1991 aviation accident

LAN Chile Flight 1069 was a passenger flight which suffered an accident at Puerto Williams Airport in Chile on February 20, 1991. The regional flight from Punta Arenas Airport, approximately 300 km distant, overran the runway on arrival at Puerto Williams, killing 20 of the 66 passengers. All 6 crew members survived.

==Aircraft and crew==
The aircraft was a British Aerospace BAe 146-200, registered as CC-CET. The aircraft was 4 years and 6 months old.

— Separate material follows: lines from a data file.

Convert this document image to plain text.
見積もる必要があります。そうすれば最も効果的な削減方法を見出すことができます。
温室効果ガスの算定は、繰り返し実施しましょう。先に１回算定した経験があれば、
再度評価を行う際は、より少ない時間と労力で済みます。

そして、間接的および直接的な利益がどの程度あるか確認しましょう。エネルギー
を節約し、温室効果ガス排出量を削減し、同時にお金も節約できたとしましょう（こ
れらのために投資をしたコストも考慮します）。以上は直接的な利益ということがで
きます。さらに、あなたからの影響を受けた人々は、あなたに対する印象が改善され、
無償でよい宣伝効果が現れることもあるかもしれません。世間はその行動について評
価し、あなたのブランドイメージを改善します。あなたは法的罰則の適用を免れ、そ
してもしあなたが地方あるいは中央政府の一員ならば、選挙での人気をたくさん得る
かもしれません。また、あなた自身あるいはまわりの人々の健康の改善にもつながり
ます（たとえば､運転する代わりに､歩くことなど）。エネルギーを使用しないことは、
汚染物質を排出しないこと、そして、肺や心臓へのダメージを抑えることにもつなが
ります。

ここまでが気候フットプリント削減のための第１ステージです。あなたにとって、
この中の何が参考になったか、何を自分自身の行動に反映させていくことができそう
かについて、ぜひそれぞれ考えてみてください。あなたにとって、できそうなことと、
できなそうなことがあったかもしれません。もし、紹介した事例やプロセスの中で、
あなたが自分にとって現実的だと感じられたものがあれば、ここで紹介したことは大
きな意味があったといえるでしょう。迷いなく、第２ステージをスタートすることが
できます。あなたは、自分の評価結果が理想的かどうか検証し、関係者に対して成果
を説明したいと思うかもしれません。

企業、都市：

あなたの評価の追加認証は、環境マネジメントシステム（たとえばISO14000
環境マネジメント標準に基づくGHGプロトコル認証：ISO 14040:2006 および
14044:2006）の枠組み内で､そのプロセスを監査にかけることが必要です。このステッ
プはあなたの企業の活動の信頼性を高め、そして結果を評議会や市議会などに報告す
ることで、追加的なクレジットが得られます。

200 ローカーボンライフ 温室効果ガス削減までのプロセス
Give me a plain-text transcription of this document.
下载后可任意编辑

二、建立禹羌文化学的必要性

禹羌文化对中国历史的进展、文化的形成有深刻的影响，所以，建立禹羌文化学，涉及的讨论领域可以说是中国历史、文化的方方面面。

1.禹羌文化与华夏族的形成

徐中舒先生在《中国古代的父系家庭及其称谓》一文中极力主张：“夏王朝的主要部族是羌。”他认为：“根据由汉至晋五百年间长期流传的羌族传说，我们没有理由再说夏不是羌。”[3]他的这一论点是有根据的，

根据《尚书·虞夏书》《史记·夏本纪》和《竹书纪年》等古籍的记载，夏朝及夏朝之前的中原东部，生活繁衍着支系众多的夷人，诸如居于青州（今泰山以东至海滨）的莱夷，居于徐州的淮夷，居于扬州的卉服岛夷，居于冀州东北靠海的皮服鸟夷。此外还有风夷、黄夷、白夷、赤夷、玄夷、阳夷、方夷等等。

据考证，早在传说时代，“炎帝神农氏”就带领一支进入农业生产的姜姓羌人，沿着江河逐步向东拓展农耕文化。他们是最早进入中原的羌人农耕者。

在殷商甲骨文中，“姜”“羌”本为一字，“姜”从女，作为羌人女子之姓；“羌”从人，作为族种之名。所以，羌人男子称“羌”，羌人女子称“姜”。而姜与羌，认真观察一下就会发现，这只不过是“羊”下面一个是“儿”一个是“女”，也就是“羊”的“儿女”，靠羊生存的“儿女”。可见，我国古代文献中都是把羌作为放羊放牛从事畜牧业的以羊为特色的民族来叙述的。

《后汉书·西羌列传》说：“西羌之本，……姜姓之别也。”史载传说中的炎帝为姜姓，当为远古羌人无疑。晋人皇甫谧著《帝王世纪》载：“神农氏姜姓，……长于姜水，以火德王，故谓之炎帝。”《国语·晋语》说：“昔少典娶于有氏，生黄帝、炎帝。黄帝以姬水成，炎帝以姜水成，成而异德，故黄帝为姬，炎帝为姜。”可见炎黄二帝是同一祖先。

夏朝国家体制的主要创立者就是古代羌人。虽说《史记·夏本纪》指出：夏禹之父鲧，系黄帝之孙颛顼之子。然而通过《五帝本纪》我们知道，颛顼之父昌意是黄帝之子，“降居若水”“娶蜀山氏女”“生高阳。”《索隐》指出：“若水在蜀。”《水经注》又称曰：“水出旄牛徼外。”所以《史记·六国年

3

The pilot-in-command was Captain Rafael Acchiardo Nissim. He had accumulated over 15,017 hours of flight time, with 782 on the BAe 146. The co-pilot was First Officer Juan Antonio Loyola Román; he had a total of 2,493 flight hours, 637 of them on the BAe 146.

== Accident ==
The flight departed Punta Arenas at 14:51 hours local time with no significant issues. At 15:15, the aircraft was cleared for a VOR A approach into Puerto Williams Airport on runway 26. Wind was given as 180° at 4 kn. Shortly, the air traffic controller announced the updated wind information, and the wind was 160° at 6 kn. Then the captain decided to perform a direct approach to runway 08. This was approved by air traffic control. The airplane touched down 427 m from the runway threshold at a speed of 112 kn. The V_{ref} was 110 kn, with the target touchdown speed of 103 kn. Then, the aircraft overran the runway and slid into the Beagle Channel.

== Investigation ==
The probable cause was found to be a failure of good planning made by the pilot during the approach when he decided to change runway and misapplication of the landing procedure. The weather conditions, negative slope, wet runway, wind and little braking action led to the overrun of the runway.